Wave provides the tools to do realtime distributed coordination of a complex activity. For example that activity might be a game of checkers, or developing a product plan, a conversation, the distribution of a todo list. So Wave provides tools to solve the coordination problems that arise when you have a data structure distributed around and multiple parties all modifying it. Wave adopts the same technique we use for source control, optimistic concurrency. Everybody edits their local copy. These edits may turn out to conflict with each other. The resulting conflicts are resolved by some mechanism, which in the Wave terminology are given the math like name operational transforms. In source control systems I’ve always called that conflict resolution.

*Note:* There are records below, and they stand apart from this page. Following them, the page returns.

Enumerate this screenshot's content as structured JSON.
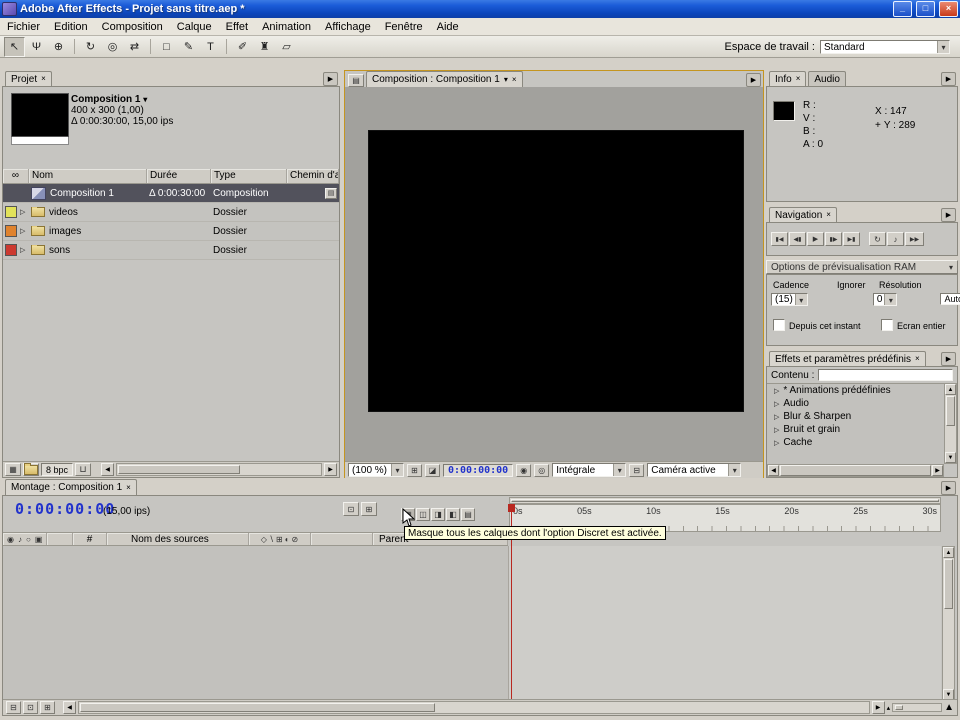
{
  "colors": {
    "titlebar_blue": "#1b5cd8",
    "active_panel_accent": "#c49520",
    "timecode_blue": "#2233cc",
    "selected_row_bg": "#52525c",
    "tooltip_bg": "#ffffdd",
    "cti_red": "#b82820"
  },
  "window": {
    "title": "Adobe After Effects - Projet sans titre.aep *"
  },
  "menu": {
    "items": [
      "Fichier",
      "Edition",
      "Composition",
      "Calque",
      "Effet",
      "Animation",
      "Affichage",
      "Fenêtre",
      "Aide"
    ]
  },
  "toolbar": {
    "tool_glyphs": [
      "↖",
      "Ψ",
      "⊕",
      "↻",
      "◎",
      "⇄",
      "□",
      "✎",
      "T",
      "✐",
      "♜",
      "▱"
    ],
    "workspace_label": "Espace de travail :",
    "workspace_value": "Standard"
  },
  "project": {
    "tab": "Projet",
    "selected_item": {
      "name": "Composition 1",
      "dimensions": "400 x 300 (1,00)",
      "duration": "Δ 0:00:30:00, 15,00 ips"
    },
    "columns": [
      "Nom",
      "Durée",
      "Type",
      "Chemin d'acc"
    ],
    "rows": [
      {
        "name": "Composition 1",
        "duration": "Δ 0:00:30:00",
        "type": "Composition",
        "color": ""
      },
      {
        "name": "videos",
        "duration": "",
        "type": "Dossier",
        "color": "#e2e25a"
      },
      {
        "name": "images",
        "duration": "",
        "type": "Dossier",
        "color": "#e0832e"
      },
      {
        "name": "sons",
        "duration": "",
        "type": "Dossier",
        "color": "#cc3a30"
      }
    ],
    "bit_depth": "8 bpc"
  },
  "composition": {
    "tab": "Composition : Composition 1",
    "zoom": "(100 %)",
    "timecode": "0:00:00:00",
    "resolution": "Intégrale",
    "view": "Caméra active"
  },
  "info": {
    "tabs": [
      "Info",
      "Audio"
    ],
    "channels": [
      "R :",
      "V :",
      "B :",
      "A : 0"
    ],
    "x": "X : 147",
    "y": "Y : 289"
  },
  "navigation": {
    "tab": "Navigation"
  },
  "ram_preview": {
    "title": "Options de prévisualisation RAM",
    "labels": [
      "Cadence",
      "Ignorer",
      "Résolution"
    ],
    "cadence": "(15)",
    "skip": "0",
    "resolution": "Automatique",
    "checkbox_from_current": "Depuis cet instant",
    "checkbox_full_screen": "Ecran entier"
  },
  "effects": {
    "title": "Effets et paramètres prédéfinis",
    "content_label": "Contenu :",
    "items": [
      "* Animations prédéfinies",
      "Audio",
      "Blur & Sharpen",
      "Bruit et grain",
      "Cache"
    ]
  },
  "timeline": {
    "tab": "Montage : Composition 1",
    "timecode": "0:00:00:00",
    "fps": "(15,00 ips)",
    "columns": {
      "hash": "#",
      "source": "Nom des sources",
      "parent": "Parent"
    },
    "ruler": [
      "0s",
      "05s",
      "10s",
      "15s",
      "20s",
      "25s",
      "30s"
    ],
    "tooltip": "Masque tous les calques dont l'option Discret est activée."
  }
}
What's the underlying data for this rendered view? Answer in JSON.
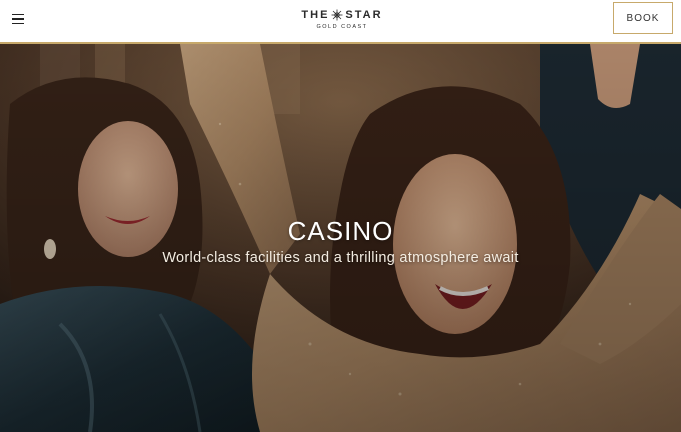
{
  "header": {
    "menu_icon": "hamburger-menu-icon",
    "logo_main_left": "THE",
    "logo_main_right": "STAR",
    "logo_sub": "GOLD COAST",
    "logo_icon": "star-emblem-icon",
    "book_label": "BOOK",
    "accent_color": "#c7a96b"
  },
  "hero": {
    "title": "CASINO",
    "subtitle": "World-class facilities and a thrilling atmosphere await"
  }
}
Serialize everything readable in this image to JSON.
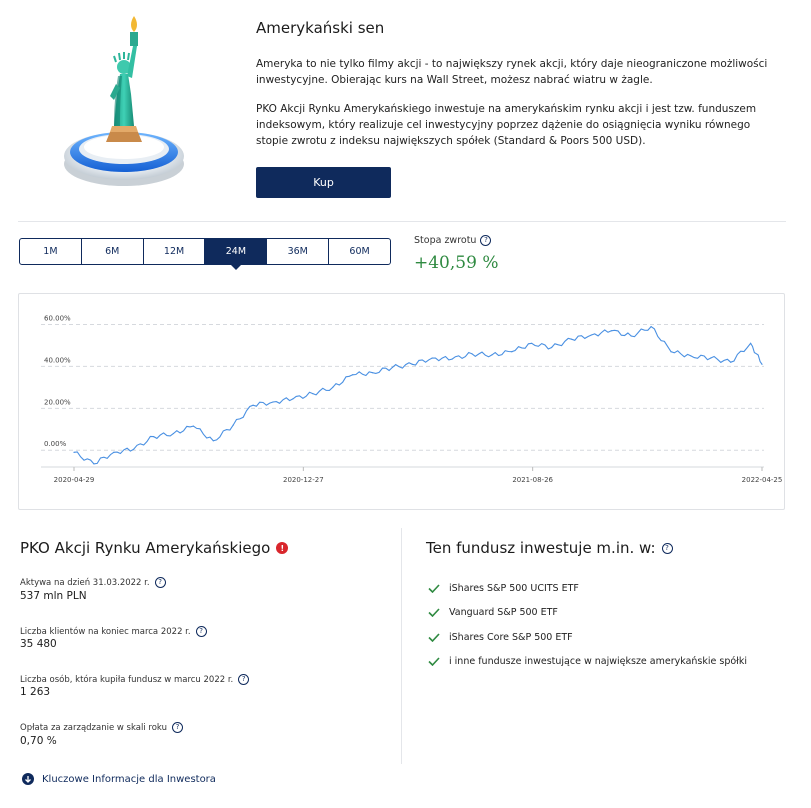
{
  "hero": {
    "title": "Amerykański sen",
    "paragraph1": "Ameryka to nie tylko filmy akcji - to największy rynek akcji, który daje nieograniczone możliwości inwestycyjne. Obierając kurs na Wall Street, możesz nabrać wiatru w żagle.",
    "paragraph2": "PKO Akcji Rynku Amerykańskiego inwestuje na amerykańskim rynku akcji i jest tzw. funduszem indeksowym, który realizuje cel inwestycyjny poprzez dążenie do osiągnięcia wyniku równego stopie zwrotu z indeksu największych spółek (Standard & Poors 500 USD).",
    "buy_label": "Kup",
    "image_icon": "statue-of-liberty-icon"
  },
  "periods": [
    "1M",
    "6M",
    "12M",
    "24M",
    "36M",
    "60M"
  ],
  "active_period": "24M",
  "return": {
    "label": "Stopa zwrotu",
    "value": "+40,59 %"
  },
  "colors": {
    "navy": "#0f2a5c",
    "positive": "#2f8a41",
    "line": "#4a90e2",
    "alert": "#d9262c"
  },
  "chart_data": {
    "type": "line",
    "title": "",
    "xlabel": "",
    "ylabel": "",
    "ylim": [
      -8,
      65
    ],
    "y_ticks": [
      "0.00%",
      "20.00%",
      "40.00%",
      "60.00%"
    ],
    "y_tick_values": [
      0,
      20,
      40,
      60
    ],
    "x_ticks": [
      "2020-04-29",
      "2020-12-27",
      "2021-08-26",
      "2022-04-25"
    ],
    "grid": true,
    "series": [
      {
        "x": [
          "2020-04-29",
          "2020-05-20",
          "2020-06-10",
          "2020-07-01",
          "2020-07-22",
          "2020-08-12",
          "2020-09-02",
          "2020-09-23",
          "2020-10-14",
          "2020-11-04",
          "2020-11-25",
          "2020-12-16",
          "2021-01-06",
          "2021-01-27",
          "2021-02-17",
          "2021-03-10",
          "2021-03-31",
          "2021-04-21",
          "2021-05-12",
          "2021-06-02",
          "2021-06-23",
          "2021-07-14",
          "2021-08-04",
          "2021-08-25",
          "2021-09-15",
          "2021-10-06",
          "2021-10-27",
          "2021-11-17",
          "2021-12-08",
          "2021-12-29",
          "2022-01-19",
          "2022-02-09",
          "2022-03-02",
          "2022-03-23",
          "2022-04-13",
          "2022-04-25"
        ],
        "values": [
          -1.0,
          -6.5,
          -1.0,
          0.5,
          6.5,
          8.0,
          11.5,
          4.5,
          12.0,
          21.5,
          23.0,
          24.5,
          27.0,
          30.0,
          36.0,
          37.0,
          39.5,
          41.0,
          44.0,
          43.5,
          46.0,
          45.5,
          47.0,
          51.0,
          49.0,
          53.0,
          55.0,
          57.0,
          54.5,
          59.0,
          47.0,
          45.0,
          44.0,
          42.0,
          51.0,
          41.0
        ]
      }
    ]
  },
  "fund": {
    "name": "PKO Akcji Rynku Amerykańskiego",
    "stats": [
      {
        "label": "Aktywa na dzień 31.03.2022 r.",
        "value": "537 mln PLN"
      },
      {
        "label": "Liczba klientów na koniec marca 2022 r.",
        "value": "35 480"
      },
      {
        "label": "Liczba osób, która kupiła fundusz w marcu 2022 r.",
        "value": "1 263"
      },
      {
        "label": "Opłata za zarządzanie w skali roku",
        "value": "0,70 %"
      }
    ]
  },
  "invests": {
    "title": "Ten fundusz inwestuje m.in. w:",
    "items": [
      "iShares S&P 500 UCITS ETF",
      "Vanguard S&P 500 ETF",
      "iShares Core S&P 500 ETF",
      "i inne fundusze inwestujące w największe amerykańskie spółki"
    ]
  },
  "kiid": {
    "label": "Kluczowe Informacje dla Inwestora"
  }
}
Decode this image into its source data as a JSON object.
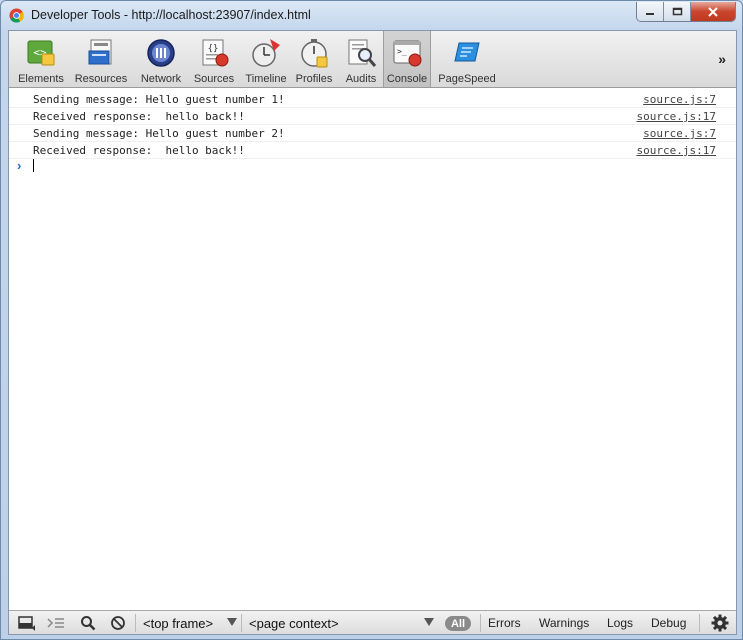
{
  "window": {
    "title": "Developer Tools - http://localhost:23907/index.html"
  },
  "toolbar": {
    "tools": [
      {
        "label": "Elements",
        "icon": "elements-icon"
      },
      {
        "label": "Resources",
        "icon": "resources-icon"
      },
      {
        "label": "Network",
        "icon": "network-icon"
      },
      {
        "label": "Sources",
        "icon": "sources-icon"
      },
      {
        "label": "Timeline",
        "icon": "timeline-icon"
      },
      {
        "label": "Profiles",
        "icon": "profiles-icon"
      },
      {
        "label": "Audits",
        "icon": "audits-icon"
      },
      {
        "label": "Console",
        "icon": "console-icon",
        "selected": true
      },
      {
        "label": "PageSpeed",
        "icon": "pagespeed-icon"
      }
    ],
    "overflow": "»"
  },
  "console": {
    "messages": [
      {
        "text": "Sending message: Hello guest number 1!",
        "source": "source.js:7"
      },
      {
        "text": "Received response:  hello back!!",
        "source": "source.js:17"
      },
      {
        "text": "Sending message: Hello guest number 2!",
        "source": "source.js:7"
      },
      {
        "text": "Received response:  hello back!!",
        "source": "source.js:17"
      }
    ],
    "prompt": "›"
  },
  "statusbar": {
    "frame_select": "<top frame>",
    "context_select": "<page context>",
    "filters": [
      "All",
      "Errors",
      "Warnings",
      "Logs",
      "Debug"
    ],
    "active_filter": "All"
  },
  "colors": {
    "selected_tab": "#c8c8c8",
    "prompt_arrow": "#2a6ad4",
    "pill": "#8a8a8a"
  }
}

A Wave document is said to consist of a set of wavelets which in turn contain one or more XML documents. For example a Wave document representing a game might have wavelets for all the players, spectators, officials, the score board, game state, the moves, advertising, discussion threads, and individual comments, etc. etc. Nothing in the Wave specification blocks out how all those wavelets manage to relate to each other. Different activities will, of course have different kinds of constitute parts. Nothing I’ve read yet specifies even the building blocks for things like users, bits of HTML text, etc.
But the spec does block out what the primitives are for editing the XML documents that constitute the atomic elements of the Wave. Those operations are a small set of editing operations: move pointer, insert text, insert XML tag, split XML element. It reminds you of using a text editor.
These are the operations which might give rise to conflict. If Alice and Bob are working on the plan for a party and both change the budget for snacks those edits might both be represented by a series of operations (move to char 120, delete 5 characters, insert “25.00”); with Alice entering “25.00” and Bob entering “45.00”. The protocol has a scheme for resolving this conflict. It does not average the two! It just picks one, deterministically, and move on.
That’s about it. But there are some entertaining bits piled on top that are fun, and necessary. I’ll mention three of these: historical background, how this all gets federated, how access rights are managed.
Optimistic concurrency goes back at least into the 1970s, at least that’s the first time I saw it. I think the first time I saw it used to for a realtime application with human users was drawing system out of Parc in the 1990s – and one of Google’s whitepapers on Wave mentions that. These days there are two very nice applications that I’ve used to coordinate activities Subethaedit and Etherpad. I highly recommend Etherpad to anybody who’s working on an agenda or meeting notes jointly with other people – it’s fun.
While it is possible to imagine implementing Wave entirely as a peer to peer system with no central coordination, Subethaedit actually does that. Wave implementors are all going to have a server that labors on behalf of the users participating in the activity the Wave represents by storing the Wave document, and orchestrating the on going edits and naively resolving conflicts as they arise. The plan is to allow a user’s wave server to collaborate with other such servers. That works by having one server act as master for each wavelet. It’s worth noting that every participant in a Wave document is not necessarily a participant in every wavelet of that document. In our example game, two spectators at a game can have a private chat within the game’s Wave document. To be responsive each server caches copies of the wavelets his users are participating in, and to for reasons of thrift and privacy these are limited to just those. The authoritative server is responsible for retaining the master copy of the wavelet and for resolving conflicts. So every edit flows to this master and then back out to the other participating servers. There is a bit of crypto complexity layered on on top of that to assure that that bad actors can’t masquerade as another participant.
It is very unclear at this point how access rights to waves are managed. Obviously wavelets will have participating users. The participation will be asserted along with some rights; for example the right to view but not the right to modify. In addition there will be groups of users, and these too will be asserted as participating in a wavelet. If that’s the case then determining if a user has the right to do something will involve searching the user and group assertions on the wavelet. Remember above that a Wave Document consists of just a set of Wavelets. Obviously for any given kind of Wave Document there will be more structure than just a set. For example our spectators’ private conversation would consist of the conversation and then a thread of comments. It is totally unclear if how access rights are propagated or computed across those structures.
Everything is amazingly raw at this point. Which signals virgin territory. It’s unclear how good a landlord Google will be, but no doubt a lot of people are going to go forth and attempt to stake some claims on this landscape.